Q2 GDP highest in 5 quarters, surprises market — Analysts

KUALA LUMPUR, Malaysia’s gross domestic product (GDP), which expanded 4.9 per cent year-on-year (y-o-y) for the second quarter of 2019 (Q2 2019), is seen as a surprise to the market, as it not only beat most analysts’ expectations but was also the highest growth in five quarters.

In a note today, MIDF Amanah Investment Bank Bhd Research (MIDF Research) said the strong pick-up in Q2 2019, which outdid the house’s forecast of 4.8 per cent earlier, was generally driven by continuous strong private consumption and recovery in commodity-based sectors.

“The growth was guided by stronger macro indicators such as domestic exports and the Industrial Production Index (IPI),” MIDF Research economist Muhammad Zafri Zulkeffeli told Bernama today.

Data from the Department of Statistics Malaysia (DoSM) showed domestic exports grew 7.5 per cent y-o-y to RM207.3 billion in Q2 2019 while the IPI rose 3.9 per cent y-o-y in the same period.

Given that with the Q2 2019 performance Malaysia bucked the regional trend to be the first Southeast Asian country that accelerated in growth versus the previous quarter, Muhammad Zafri agreed that the positive momentum would continue in the remaining quarters of the year.

“It is good to see Malaysia perform better than our neighbours, and we expect the momentum to continue until the end of the year,” he said.

According to MIDF’s research note, regionally, ASEAN economies were seen moderating in Q2 2019, with Indonesia’s GDP growing at a two-quarter low of 5.05 per cent y-o-y, Vietnam at 6.7 per cent y-o-y, the weakest since 2Q17, and the Philippines at 5.5 per cent y-o-y, the lowest since Q1 2015.

The Singaporean government, meanwhile, trimmed down its GDP forecast to 0.0-1.0 per cent as its Q2 2019 economic growth registered 0.1 per cent y-o-y, the slowest pace in a decade, said the note.
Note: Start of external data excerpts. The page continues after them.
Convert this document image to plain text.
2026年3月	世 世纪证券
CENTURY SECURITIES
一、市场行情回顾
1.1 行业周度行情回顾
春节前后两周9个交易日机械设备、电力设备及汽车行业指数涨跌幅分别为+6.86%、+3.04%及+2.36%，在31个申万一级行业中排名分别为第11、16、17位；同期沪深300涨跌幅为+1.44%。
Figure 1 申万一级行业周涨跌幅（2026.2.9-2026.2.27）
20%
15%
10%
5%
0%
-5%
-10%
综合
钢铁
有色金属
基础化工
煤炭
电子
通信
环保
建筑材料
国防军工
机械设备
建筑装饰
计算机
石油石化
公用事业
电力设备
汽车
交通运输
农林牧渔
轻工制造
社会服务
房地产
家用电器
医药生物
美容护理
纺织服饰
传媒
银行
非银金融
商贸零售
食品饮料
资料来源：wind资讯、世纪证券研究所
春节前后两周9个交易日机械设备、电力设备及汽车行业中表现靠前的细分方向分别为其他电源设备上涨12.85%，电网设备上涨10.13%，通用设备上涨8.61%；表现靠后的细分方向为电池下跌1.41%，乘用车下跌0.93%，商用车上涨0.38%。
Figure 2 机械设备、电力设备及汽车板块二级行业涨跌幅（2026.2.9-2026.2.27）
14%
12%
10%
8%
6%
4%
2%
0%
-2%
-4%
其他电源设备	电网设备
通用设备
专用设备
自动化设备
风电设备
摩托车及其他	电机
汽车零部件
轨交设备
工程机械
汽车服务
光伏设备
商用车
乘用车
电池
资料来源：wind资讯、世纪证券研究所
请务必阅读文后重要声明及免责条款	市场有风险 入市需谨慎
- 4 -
RHB Research Institute Sdn Bhd economist Peck Boon Soon described the Q2 2019 performance as an upward surprise given the challenging global economic environment arising from the US-China trade tensions and amid a moderation in domestic retail sales.

However, he doubted that the upward momentum could be continued in the second half of the year, saying the country’s exports would still suffer due to worsening trade tension.

“Also, private consumption is unlikely to be sustained as consumers turn cautious, made worse by a high base effect last year boosted by the tax free holiday,” he said, adding that private investment is projected to be subdued moving forward, but public spending may pick up to provide some mitigation.

Meanwhile, managing partner at VM Markets Pte Ltd Singapore, Stephen Innes, said the Q2 2019 growth had enforced the government’s perspective on Malaysia’s economy that it is healthy, backed by robust personal consumption and private investment.

“It is hard to argue as the amount of construction projects that is ongoing in Kuala Lumpur hardly paints a picture of a struggling economy.

“But I am looking under the hood, and it is the old faithful palm oil and gas sector that is contributing the lion’s share on the export side,” he said.

Innes also did not discount that the other factor driving the consumption splurge in Q2 2019 could have been a one-off following the Hari Raya Aidilfitri festive holidays.

Despite the positive performance, Innes warned that markets however need to remain cautious as Malaysia’s exports were struggling alongside other neighbouring countries due to the escalating trade war between the US and China, the trade dispute between Japan and South Korea, and geopolitical stress in the European Union.

Echoing Innes’s views, Inter-Pacific Securities Sdn Bhd head of research Pong Teng Siew said investors are wary as they see Malaysia as a small market that can be easily influenced by external headwinds, especially concerns of a potential recession.

“Although the local economy is picking up, we must also take into account other sectors which are experiencing weaknesses in growth, such as the construction sector,” said Pong.

Statistics from DoSM showed that the value of construction work done in Q2 2019 expanded 0.8 per cent y-o-y to RM35.9 billion, but slightly lower than RM37.4 billion recorded in Q1 2019.

Moving forward, Muhammad Zafri said MIDF has maintained the house’s full-year GDP growth forecast at 4.9 per cent for 2019, the figure that it first published in December 2018.

“This is due to the steady domestic demand amid lower Overnight Policy Rate (OPR) effects, low inflationary pressure, stable job market and positive progression in the construction sector.

“In addition, the goods and services tax (GST) refund payments will be fully paid to individuals and businesses by Q3 2019,” he said.

However, Peck said RHB Research has slightly lowered its forecast to 4.5 per cent for 2019 from 4.6 per cent expected earlier.

“We will stick to our 4.5 per cent forecast given the downside risks on trade and investment as well as consumption,” he added.